Imagination now working overtime to compete with the adrenaline surging through me, a tiny sob escapes as I think of how my death will be written up on the papers.
Cynthia Wyatt burned in a fire. Churchgoers rejoice, say she brought it on herself.
My feet start to move quicker, my heart even faster, and cold sweat is trickling down my spine.
I repeat the words in my head in a desperate attempt to convince myself.
You are not going to die. You are not going to die!
I can’t stop moving, and somewhere in the recess of my impaired mind I know I’m probably running in the wrong direction.
In a blessed moment of relief, the alarm stops two seconds before I round the corner and slam into something.

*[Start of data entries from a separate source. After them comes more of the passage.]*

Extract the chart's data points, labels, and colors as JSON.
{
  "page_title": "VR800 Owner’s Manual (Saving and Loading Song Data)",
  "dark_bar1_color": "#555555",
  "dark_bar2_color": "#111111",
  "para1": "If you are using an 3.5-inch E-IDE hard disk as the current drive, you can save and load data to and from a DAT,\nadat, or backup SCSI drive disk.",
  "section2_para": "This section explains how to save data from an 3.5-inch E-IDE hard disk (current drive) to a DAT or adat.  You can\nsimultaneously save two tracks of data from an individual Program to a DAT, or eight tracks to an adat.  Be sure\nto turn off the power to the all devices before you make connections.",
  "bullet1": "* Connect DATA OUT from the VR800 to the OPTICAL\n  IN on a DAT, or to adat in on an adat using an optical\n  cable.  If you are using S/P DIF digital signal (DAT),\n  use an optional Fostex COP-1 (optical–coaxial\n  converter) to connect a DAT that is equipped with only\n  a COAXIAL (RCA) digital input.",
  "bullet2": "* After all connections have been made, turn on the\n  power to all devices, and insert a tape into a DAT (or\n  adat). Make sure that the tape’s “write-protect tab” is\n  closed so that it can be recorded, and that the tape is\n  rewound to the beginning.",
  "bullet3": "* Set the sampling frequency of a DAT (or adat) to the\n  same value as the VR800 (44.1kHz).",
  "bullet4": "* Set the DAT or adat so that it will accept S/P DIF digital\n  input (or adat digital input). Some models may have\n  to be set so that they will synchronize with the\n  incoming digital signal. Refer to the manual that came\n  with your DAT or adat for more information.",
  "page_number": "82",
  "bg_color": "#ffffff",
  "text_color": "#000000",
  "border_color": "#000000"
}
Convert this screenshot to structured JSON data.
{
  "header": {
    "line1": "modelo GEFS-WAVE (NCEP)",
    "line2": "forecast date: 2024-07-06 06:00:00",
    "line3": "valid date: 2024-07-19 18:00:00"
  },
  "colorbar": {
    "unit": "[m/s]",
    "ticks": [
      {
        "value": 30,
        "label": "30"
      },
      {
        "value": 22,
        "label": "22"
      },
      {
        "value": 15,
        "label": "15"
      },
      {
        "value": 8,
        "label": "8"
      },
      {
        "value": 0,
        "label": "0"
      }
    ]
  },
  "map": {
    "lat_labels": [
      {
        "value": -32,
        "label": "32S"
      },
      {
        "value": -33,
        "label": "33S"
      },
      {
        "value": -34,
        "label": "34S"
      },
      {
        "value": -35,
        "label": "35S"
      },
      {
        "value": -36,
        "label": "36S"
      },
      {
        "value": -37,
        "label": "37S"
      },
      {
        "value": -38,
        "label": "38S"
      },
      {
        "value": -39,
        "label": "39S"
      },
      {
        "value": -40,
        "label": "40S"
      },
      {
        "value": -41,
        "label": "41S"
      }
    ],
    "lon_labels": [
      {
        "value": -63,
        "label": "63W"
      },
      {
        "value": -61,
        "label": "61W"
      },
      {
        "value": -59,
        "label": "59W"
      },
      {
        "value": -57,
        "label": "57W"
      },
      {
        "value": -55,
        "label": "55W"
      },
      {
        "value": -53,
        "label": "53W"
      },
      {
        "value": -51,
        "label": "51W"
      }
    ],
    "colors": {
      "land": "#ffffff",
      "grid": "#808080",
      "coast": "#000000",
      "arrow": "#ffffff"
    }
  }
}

I let out a yelp as my phone slips to the floor. Two hands grab my arms as a masculine voice growls in the dark. “Whoa. It’s okay. You’re safe.”
I’m so relieved I let out the sob I’ve been holding onto. “There’s no fire?”
He doesn’t answer, but he does hand me my cell. I’m so happy I’m not going to die I don’t even care I’ve cracked the screen and it’s on three percent.
What does make my heart speed up again is realizing who came to rescue me.
The flashlight in his hand provides just enough light for me to see his face as he replies. “No fire. Just a faulty breaker. You okay? You’re shaking.”
No longer caring about making a fool of myself, I don’t care my voice comes out a rasp. “No. I’m not. Please get me out of here.”